J’aime bien les histoires de gueules cassées, vous savez, celles où des gens démolis par la vie essaient de survivre ― ou de se suicider à leur façon. Les êtres blasés qui doivent réapprendre à vivre au hasard de rencontres ou d’événements qui viennent réveiller leur morne existence, les The wrestler et les Crazy heart

Alors, vous pensez, l’histoire d’un looser brutal, qui récupère son fils par accident et se réfugie chez sa sœur, et d’une dresseuse d’orques éduquée, qui perd ses deux jambes suite à un accident, sur le papier, ça a tout bon. Même avec Marion Cotillard, qui perd ici son côté femme fatale énervante pour devenir une sorte de fantôme assez réussi.

Mais voilà : une bonne idée et de bons acteurs ne font rien, même bien photographiés et montés, si le réalisateur a décidé de faire de son film une démonstration. Audiard appuie à mort sur son concept, survole les émotions potentielles pour mieux foncer vers des scènes où il pourra rappeler qu’elle a une force de caractère admirable, qu’il a l’esprit épais comme la coque du Bismarck, qu’elle hésite et espère pendant qu’il déconne grave, bref, où il pourra appuyer un peu plus sur les stéréotypes qu’il a faits d’une paire de personnages qui auraient mérité plus de subtilité.

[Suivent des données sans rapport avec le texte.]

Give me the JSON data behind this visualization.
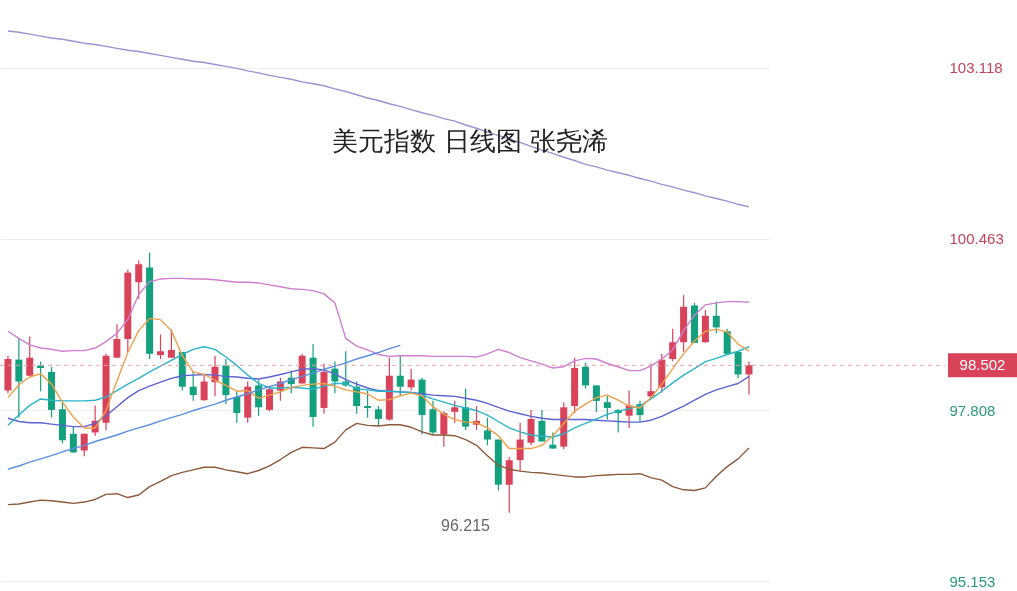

Mais le truc qui fout vraiment en l’air le film, c’est d’avoir raté un « cut » très efficace (juste après « tu t’attendais à quoi ? ») pour rajouter un dernier quart d’heure hors sujet et techniquement ridicule ― parce que bon, de la glace qui cède sous le poids d’un minot de cinq ans, un boxeur pro n’a pas besoin de taper dessus pour la casser…

Au final, j’ai souvent eu l’impression d’avoir le réalisateur au dessus de l’épaule, en train de me souffler : « t’as vu comme c’est émouvant ? T’as vu comme c’est beau ? Hein ? T’as vu ? », ce qui est terriblement agaçant… Le potentiel était pourtant clairement là.